Miles argued that the depreciation of cash against reserves would probably be mild, just a few percentage points. Then when the recession ended and interest rates rose back above zero, cash could gradually appreciate until brought into par with bank reserves. He suggested that the gap would be small enough that many retailers would accept cash at par value. As an analogy, retailers often accept credit cards at par, even though they lose a few percent on the credit card fees.

If cash was still accepted at par, would that mean that it did not earn negative interest, and hence you would not have evaded the zero bound? No, because Miles proposes that the official exchange rate apply to cash transactions at banks. This would prevent anyone from hoarding large quantities of cash as an end run around the negative interest rates on bank deposits. So that’s a pretty ingenious idea, which I had not considered. Still, I think my 2009 reply to Mankiw on negative IOR holds up pretty well, even if I did not go far enough (in retrospect.)

Why is negative interest still not my preferred solution? Because I don’t think the zero bound is quite the problem that Miles assumes it is, which may reflect differing perspectives on macro. Listening to the podcast my sense was that he looked at macro from a more conventional perspective than I do. At the risk of slightly misstating his argument, he sees the key problem during recessions as the failure of interest rates to get low enough to generate the sort of investment needed to equilibrate the jobs market. That’s a bit too Keynesian for me (although he regards his views as somewhat monetarist.)

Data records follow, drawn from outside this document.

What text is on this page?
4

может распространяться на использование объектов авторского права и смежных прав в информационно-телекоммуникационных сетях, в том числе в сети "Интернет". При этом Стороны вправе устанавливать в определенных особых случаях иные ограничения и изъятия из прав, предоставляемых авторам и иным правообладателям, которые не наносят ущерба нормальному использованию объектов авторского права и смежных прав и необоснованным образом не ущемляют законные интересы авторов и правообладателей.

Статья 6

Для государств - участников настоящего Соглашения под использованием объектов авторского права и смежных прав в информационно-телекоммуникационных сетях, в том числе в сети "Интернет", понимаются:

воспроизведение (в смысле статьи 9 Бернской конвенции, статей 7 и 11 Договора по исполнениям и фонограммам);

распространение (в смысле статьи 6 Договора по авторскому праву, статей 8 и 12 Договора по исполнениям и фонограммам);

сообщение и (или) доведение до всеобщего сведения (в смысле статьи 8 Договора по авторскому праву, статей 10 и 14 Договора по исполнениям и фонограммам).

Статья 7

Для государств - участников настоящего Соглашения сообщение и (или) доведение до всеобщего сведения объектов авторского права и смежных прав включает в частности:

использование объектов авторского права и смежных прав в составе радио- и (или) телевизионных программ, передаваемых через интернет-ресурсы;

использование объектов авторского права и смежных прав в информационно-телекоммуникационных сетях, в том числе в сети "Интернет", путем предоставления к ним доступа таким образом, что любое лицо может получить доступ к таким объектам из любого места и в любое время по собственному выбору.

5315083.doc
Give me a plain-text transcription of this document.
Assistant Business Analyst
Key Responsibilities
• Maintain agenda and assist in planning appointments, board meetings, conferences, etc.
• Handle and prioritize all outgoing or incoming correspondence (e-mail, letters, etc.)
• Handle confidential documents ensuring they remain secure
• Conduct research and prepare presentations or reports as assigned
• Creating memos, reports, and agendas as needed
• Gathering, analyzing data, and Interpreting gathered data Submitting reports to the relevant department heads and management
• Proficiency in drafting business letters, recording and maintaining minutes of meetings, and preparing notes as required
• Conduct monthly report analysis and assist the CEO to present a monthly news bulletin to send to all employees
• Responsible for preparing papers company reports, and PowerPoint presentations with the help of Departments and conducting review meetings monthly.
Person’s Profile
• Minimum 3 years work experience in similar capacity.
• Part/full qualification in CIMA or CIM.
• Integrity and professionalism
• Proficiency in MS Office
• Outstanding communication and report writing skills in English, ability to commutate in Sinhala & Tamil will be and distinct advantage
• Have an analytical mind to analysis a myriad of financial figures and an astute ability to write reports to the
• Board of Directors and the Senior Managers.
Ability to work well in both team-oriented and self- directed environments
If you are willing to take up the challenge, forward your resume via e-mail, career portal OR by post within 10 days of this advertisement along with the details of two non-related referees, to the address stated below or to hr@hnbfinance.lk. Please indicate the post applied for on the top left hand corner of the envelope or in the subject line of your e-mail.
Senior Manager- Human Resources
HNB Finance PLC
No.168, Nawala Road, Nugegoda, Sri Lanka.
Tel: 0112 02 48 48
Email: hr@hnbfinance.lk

In my view interest rates are an epiphenomenon. The key problem is not a shortfall of investment, it’s a shortfall of NGDP growth relative to nominal hourly wage growth. I call that my “musical chairs model” although the term ‘model’ may create confusion, as it’s not really a “model” in the sense used by most economists. In my view, the key macro problem is the lack of one market, specifically the lack of a NGDP futures market that is so heavily subsidized that it provides minute by minute forecasts of future expected NGDP. If the Fed would create this sort of futures/prediction market (which it could easily do), then the price of NGDP futures would replace interest rates as the key macro indicator and instrument of monetary policy. Recessions occur when the Fed lets NGDP futures prices fall (or shadow NGDP futures if we lack this market). Since there is no zero bound on NGDP futures prices, we don’t need negative interest rates. However, in place of negative rates the central bank may need to buy an awful lot of assets. You could say there is a zero lower bound on eligible assets not yet bought by the central bank. Which is why we need to set an NGDPLT path high enough so that the central bank doesn’t end up owning the entire economy.

To conclude, although Miles’s negative interest proposal is not my first preference, put me down as someone who regards it as better than current policy.

PS. I was struck by how many areas we have similar views. For instance he thought blogging was really important because what mattered in the long run was not so much the number of publications you have, but whether you’ve been able to influence the younger generation economists (grad students and junior faculty).

PSS. I will gradually catch-up on the podcasts, and then do another post on the 2nd half of the Brookings conference on negative IOR.